Imagine being an independent director who has spent years planning what you perceive as an imaginative take about individuals finding new life through alien bodies - and then seeing James Cameron unfurling a US$240 million blockbuster of more or less the same premise months before yours does.
That was what French director-screenwriter Gilles Marchand went through this time last year, as he witnessed Avatar changing the game entirely even as he readied his own film, Black Heaven, for release.
Not that the 47-year-old was that disheartened: in fact, he watched Avatar with great enthusiasm when the film came out in France. 'There have always been sci-fi films [from Hollywood] about people staying in bedrooms and sending their avatars onto the streets,' says Marchand, perhaps referring to the 2009 screen adaptation of the comic-book series Surrogates. 'It's very interesting to see [the characters'] relationships with their bodies. Particularly so in James Cameron's film, when he has a character who can't use his legs - and the first scene that really pulls me in is when he becomes an avatar and starts running.'
While Avatar looks at out-of-body existences as a facilitator of great deeds, Marchand presents second-life experiences as much more sinister. In Black Heaven, the lead character - a fresh-faced, upbeat young man called Gaspard (played by Gregoire Leprince-Leguet) leaves his sunny life in southern France (one shared with a loving girlfriend Marion, played by Pauline Etienne) to enter Black Hole, an online game in which his avatar becomes more and more mired. In this murderous game human players are increasingly absorbed into the virtual universe, where they are seduced by a femme fatale (played in the real world by Louise Bourgoin) and driven to suicide in real life.
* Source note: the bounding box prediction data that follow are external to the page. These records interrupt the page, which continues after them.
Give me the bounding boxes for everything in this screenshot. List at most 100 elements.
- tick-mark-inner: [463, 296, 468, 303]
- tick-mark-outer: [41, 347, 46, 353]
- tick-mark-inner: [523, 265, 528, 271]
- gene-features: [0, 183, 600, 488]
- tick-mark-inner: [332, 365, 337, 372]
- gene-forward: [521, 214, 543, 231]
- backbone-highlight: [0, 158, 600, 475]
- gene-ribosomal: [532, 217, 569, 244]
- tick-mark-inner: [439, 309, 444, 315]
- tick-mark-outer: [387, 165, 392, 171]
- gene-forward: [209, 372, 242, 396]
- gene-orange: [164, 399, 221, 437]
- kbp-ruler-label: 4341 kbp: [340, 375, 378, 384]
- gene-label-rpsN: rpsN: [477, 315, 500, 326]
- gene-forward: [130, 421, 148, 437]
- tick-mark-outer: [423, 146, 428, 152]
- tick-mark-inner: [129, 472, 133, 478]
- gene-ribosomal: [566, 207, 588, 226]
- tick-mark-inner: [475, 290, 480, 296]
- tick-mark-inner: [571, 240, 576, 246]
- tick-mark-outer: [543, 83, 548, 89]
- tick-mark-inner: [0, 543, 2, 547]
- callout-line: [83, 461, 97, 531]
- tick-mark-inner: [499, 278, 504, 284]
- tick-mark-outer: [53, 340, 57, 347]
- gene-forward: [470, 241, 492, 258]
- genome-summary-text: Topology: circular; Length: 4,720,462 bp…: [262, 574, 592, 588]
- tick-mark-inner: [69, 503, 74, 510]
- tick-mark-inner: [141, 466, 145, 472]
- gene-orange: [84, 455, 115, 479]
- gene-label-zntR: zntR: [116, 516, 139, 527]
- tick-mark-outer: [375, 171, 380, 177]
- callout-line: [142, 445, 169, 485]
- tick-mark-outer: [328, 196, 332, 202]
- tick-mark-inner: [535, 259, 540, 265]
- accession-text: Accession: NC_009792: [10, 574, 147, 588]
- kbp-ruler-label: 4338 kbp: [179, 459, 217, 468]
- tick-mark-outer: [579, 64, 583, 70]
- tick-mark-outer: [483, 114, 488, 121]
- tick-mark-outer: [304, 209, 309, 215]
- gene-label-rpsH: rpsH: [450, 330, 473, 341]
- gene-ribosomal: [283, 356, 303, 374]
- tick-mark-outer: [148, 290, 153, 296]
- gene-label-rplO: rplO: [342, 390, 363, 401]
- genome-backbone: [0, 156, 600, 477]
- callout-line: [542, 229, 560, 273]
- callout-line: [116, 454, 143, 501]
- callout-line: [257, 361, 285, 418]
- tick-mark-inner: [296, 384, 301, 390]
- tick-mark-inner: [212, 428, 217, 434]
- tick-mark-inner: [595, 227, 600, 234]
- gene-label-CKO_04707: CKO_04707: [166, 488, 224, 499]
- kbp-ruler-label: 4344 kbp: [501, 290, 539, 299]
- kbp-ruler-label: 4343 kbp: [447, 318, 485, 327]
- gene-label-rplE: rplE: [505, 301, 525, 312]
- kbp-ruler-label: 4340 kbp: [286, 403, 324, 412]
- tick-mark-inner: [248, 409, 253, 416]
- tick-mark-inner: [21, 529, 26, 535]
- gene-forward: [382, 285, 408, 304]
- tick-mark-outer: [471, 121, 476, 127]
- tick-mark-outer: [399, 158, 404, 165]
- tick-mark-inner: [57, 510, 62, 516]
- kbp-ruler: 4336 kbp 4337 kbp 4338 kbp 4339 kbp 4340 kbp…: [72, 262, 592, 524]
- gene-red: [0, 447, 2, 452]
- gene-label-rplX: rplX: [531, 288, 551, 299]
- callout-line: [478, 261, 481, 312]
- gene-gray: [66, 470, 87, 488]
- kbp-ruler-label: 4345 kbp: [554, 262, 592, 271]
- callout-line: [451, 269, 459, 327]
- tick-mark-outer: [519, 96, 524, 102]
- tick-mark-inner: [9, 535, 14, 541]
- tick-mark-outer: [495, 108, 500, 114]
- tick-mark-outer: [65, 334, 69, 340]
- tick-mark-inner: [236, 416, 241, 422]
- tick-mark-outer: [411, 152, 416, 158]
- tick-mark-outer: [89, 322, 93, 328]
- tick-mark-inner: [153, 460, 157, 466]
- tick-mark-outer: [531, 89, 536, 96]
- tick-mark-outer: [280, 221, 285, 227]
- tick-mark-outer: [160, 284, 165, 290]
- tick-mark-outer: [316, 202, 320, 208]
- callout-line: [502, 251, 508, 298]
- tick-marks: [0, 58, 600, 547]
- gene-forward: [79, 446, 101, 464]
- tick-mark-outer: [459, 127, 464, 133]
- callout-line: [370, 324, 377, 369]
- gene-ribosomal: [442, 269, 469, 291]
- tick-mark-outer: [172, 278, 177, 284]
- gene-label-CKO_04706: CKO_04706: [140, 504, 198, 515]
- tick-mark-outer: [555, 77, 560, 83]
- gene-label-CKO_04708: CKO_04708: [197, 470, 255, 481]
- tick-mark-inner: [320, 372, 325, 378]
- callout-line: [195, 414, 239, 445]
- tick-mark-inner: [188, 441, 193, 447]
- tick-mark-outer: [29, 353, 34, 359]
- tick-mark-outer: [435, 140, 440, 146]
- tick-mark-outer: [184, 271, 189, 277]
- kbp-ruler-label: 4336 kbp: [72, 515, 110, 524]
Marchand says he was inspired to make Black Heaven when he saw a young man playing a video game amid the bustle of a crowded department store: on the screen, the man's game persona is trying to flee from a hotel room where the bloodied body of a young woman lies on the bed. The player's captivation by this ominous scenario, so far from his own ordinary existence, illustrated how addictive it is to take part in the extraordinary acts of a virtual realm - and how that could feed back into the real world.
'I'm not a big gamer but games are always intriguing to me,' says Marchand, who recalls his first experience with video games being on Ecco the Dolphin, an early 1990s game in which a player controls the eponymous creature as it travels the seas finding ways to defeat an evil force threatening to destroy its species and the world. 'I was impressed with how I could identify myself as a player with an animation on screen which is very simple. When I'm looking for a story I always look for contrasts - and death, of course, is the highest. In games, you can die again and again and come back reborn.'
In his career, Marchand has always traded in dark matters: he's a regular screenwriting partner for director Dominik Moll, with the pair having delivered noir pieces such as With a Friend Like Harry and the award-winning Lemming. Moll co-wrote Black Heaven's screenplay with Marchand, and the film is Marchand's second directorial effort after Who Killed Bambi? (2003), which revolves around a doctor and a nurse's investigation into mysterious disappearances in a hospital. 'Hopefully we're not imitating but renewing the genre,' says Marchand when asked about his penchant for noir-like plots.
Intense the new film might be, but Marchand says he doesn't feel 'negative' about virtual reality. 'I really like the separation of worlds,' he says. 'I'm not on any of those networking websites like Facebook - and I don't like my experiences to mix the online with the real.'
Judging from Black Heaven, maybe it's safe to agree with him.